Bir başka ifadeyle Türkiye'de orta direk çökmüştür. Orta direğin
çöküşü ise, çeşitli olumsuzlukları beraberinde getirmektedir.
Emeklinin büyük bir bölümü açlık sınırında, memur işçi,
çiftçi ve esnaf zor durumdadır. Dar gelirlinin durumu her geçen gün kötüye
giderken, aç ve yoksul sayısı ise her geçen gün daha da artmakta ve
dolayısıyla da bunlara yapılan gıda, yakacak gibi
yardımlar da her yıl katlanarak karşılanmaya
çalışılmaktadır.
Yoksul
vatandaşlarımıza yardımcı olmak, maddi ve manevi destekte
bulunmak sosyal devlet olmanın vazgeçilmez gerekliliklerinden biridir.

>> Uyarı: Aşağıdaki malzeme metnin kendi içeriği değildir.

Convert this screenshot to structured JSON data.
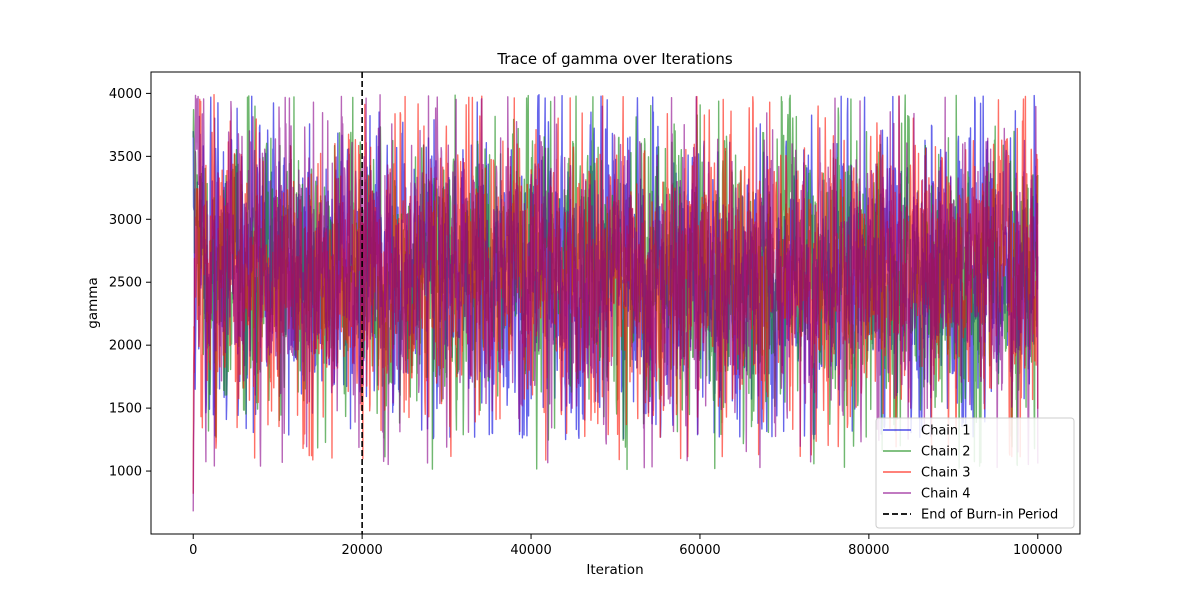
{
  "chart_data": {
    "type": "line",
    "title": "Trace of gamma over Iterations",
    "xlabel": "Iteration",
    "ylabel": "gamma",
    "xlim": [
      -5000,
      105000
    ],
    "ylim": [
      500,
      4170
    ],
    "xticks": [
      0,
      20000,
      40000,
      60000,
      80000,
      100000
    ],
    "yticks": [
      1000,
      1500,
      2000,
      2500,
      3000,
      3500,
      4000
    ],
    "grid": false,
    "legend_position": "lower-right",
    "iterations": [
      0,
      100000
    ],
    "burn_in": {
      "name": "End of Burn-in Period",
      "x": 20000,
      "color": "#000000",
      "style": "dashed"
    },
    "series": [
      {
        "name": "Chain 1",
        "color": "#0000dd",
        "opacity": 0.6,
        "start": 3700,
        "mean": 2550,
        "sd": 560,
        "low": 1250,
        "high": 3990
      },
      {
        "name": "Chain 2",
        "color": "#118811",
        "opacity": 0.6,
        "start": 3650,
        "mean": 2560,
        "sd": 560,
        "low": 1000,
        "high": 3990
      },
      {
        "name": "Chain 3",
        "color": "#ff1100",
        "opacity": 0.6,
        "start": 820,
        "mean": 2540,
        "sd": 570,
        "low": 1080,
        "high": 3990
      },
      {
        "name": "Chain 4",
        "color": "#880088",
        "opacity": 0.6,
        "start": 680,
        "mean": 2520,
        "sd": 550,
        "low": 1020,
        "high": 3990
      }
    ]
  }
}
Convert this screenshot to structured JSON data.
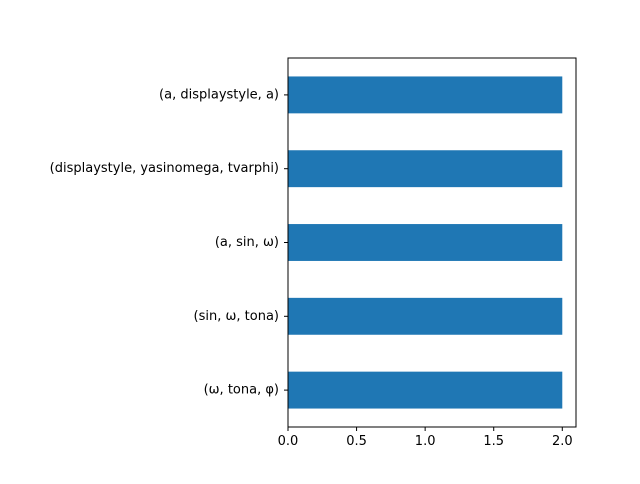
{
  "chart_data": {
    "type": "bar",
    "orientation": "horizontal",
    "categories": [
      "(a, displaystyle, a)",
      "(displaystyle, yasinomega, tvarphi)",
      "(a, sin, ω)",
      "(sin, ω, tona)",
      "(ω, tona, φ)"
    ],
    "values": [
      2,
      2,
      2,
      2,
      2
    ],
    "title": "",
    "xlabel": "",
    "ylabel": "",
    "xlim": [
      0,
      2.1
    ],
    "xticks": [
      0.0,
      0.5,
      1.0,
      1.5,
      2.0
    ],
    "xtick_labels": [
      "0.0",
      "0.5",
      "1.0",
      "1.5",
      "2.0"
    ],
    "grid": false,
    "legend": false,
    "bar_color": "#1f77b4"
  }
}
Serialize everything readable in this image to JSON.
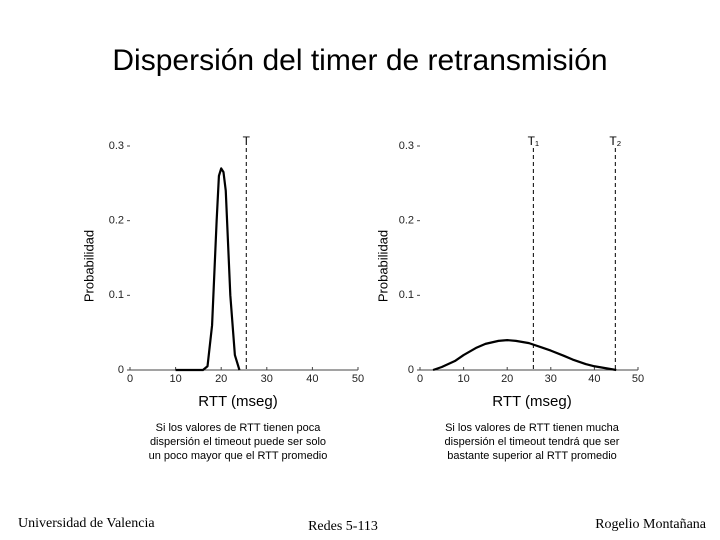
{
  "title": "Dispersión del timer de retransmisión",
  "chart_data": [
    {
      "type": "line",
      "ylabel": "Probabilidad",
      "xlabel": "RTT (mseg)",
      "x": [
        10,
        15,
        16,
        17,
        18,
        19,
        19.5,
        20,
        20.5,
        21,
        22,
        23,
        24
      ],
      "series": [
        {
          "color": "#000000",
          "values": [
            0,
            0,
            0,
            0.005,
            0.06,
            0.2,
            0.26,
            0.27,
            0.265,
            0.24,
            0.1,
            0.02,
            0
          ]
        }
      ],
      "xlim": [
        0,
        50
      ],
      "xticks": [
        0,
        10,
        20,
        30,
        40,
        50
      ],
      "ylim": [
        0,
        0.3
      ],
      "yticks": [
        0,
        0.1,
        0.2,
        0.3
      ],
      "annotations": [
        {
          "label": "T",
          "x": 25.5
        }
      ],
      "caption": [
        "Si los valores de RTT tienen poca",
        "dispersión el timeout puede ser solo",
        "un poco mayor que el RTT promedio"
      ]
    },
    {
      "type": "line",
      "ylabel": "Probabilidad",
      "xlabel": "RTT (mseg)",
      "x": [
        3,
        5,
        8,
        10,
        13,
        15,
        18,
        20,
        22,
        25,
        28,
        30,
        33,
        35,
        38,
        40,
        43,
        45
      ],
      "series": [
        {
          "color": "#000000",
          "values": [
            0,
            0.004,
            0.012,
            0.02,
            0.03,
            0.035,
            0.039,
            0.04,
            0.039,
            0.036,
            0.03,
            0.026,
            0.019,
            0.014,
            0.008,
            0.005,
            0.002,
            0
          ]
        }
      ],
      "xlim": [
        0,
        50
      ],
      "xticks": [
        0,
        10,
        20,
        30,
        40,
        50
      ],
      "ylim": [
        0,
        0.3
      ],
      "yticks": [
        0,
        0.1,
        0.2,
        0.3
      ],
      "annotations": [
        {
          "label": "T₁",
          "x": 26
        },
        {
          "label": "T₂",
          "x": 44.8
        }
      ],
      "caption": [
        "Si los valores de RTT tienen mucha",
        "dispersión el timeout tendrá que ser",
        "bastante superior al RTT promedio"
      ]
    }
  ],
  "footer": {
    "left": "Universidad de Valencia",
    "center": "Redes 5-113",
    "right": "Rogelio Montañana"
  }
}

Yoksul vatandaşlarımıza yapılan ayni ve nakdi
yardımların, insan onurunu zedelemeden, bir düzen ve statüye
bağlı olarak yapılması da ayrı bir öneme sahiptir.
Türkiye'de
yoksulluğun resmine bakılarak; ekonominin düzeltilmesi için ne
yapılması gerektiğine karar verilmesi, tarımdan kaçan nüfus
nedeniyle, kırsal kesimde insanlarımızın aç yaşamaya
mahkûm edilmelerinin önüne geçilmesi, özellikle teşvik sisteminin verimli
hale getirilerek üretim yapan, istihdamı artıran bir ülke hâline
gelmemiz gerekmektedir.
Ülkedeki
yoksul ve aç sayısının artması ve bunlara sağlanan
yardımların da yıllar itibarıyla artış göstermesi
siyasi iktidarların ya da başbakanların övünç kaynağı
olmamalı, aksine yoksulluk ve açlığın giderilmesi için
ekonomik politikaların hayata geçirilmesine önem verilmelidir.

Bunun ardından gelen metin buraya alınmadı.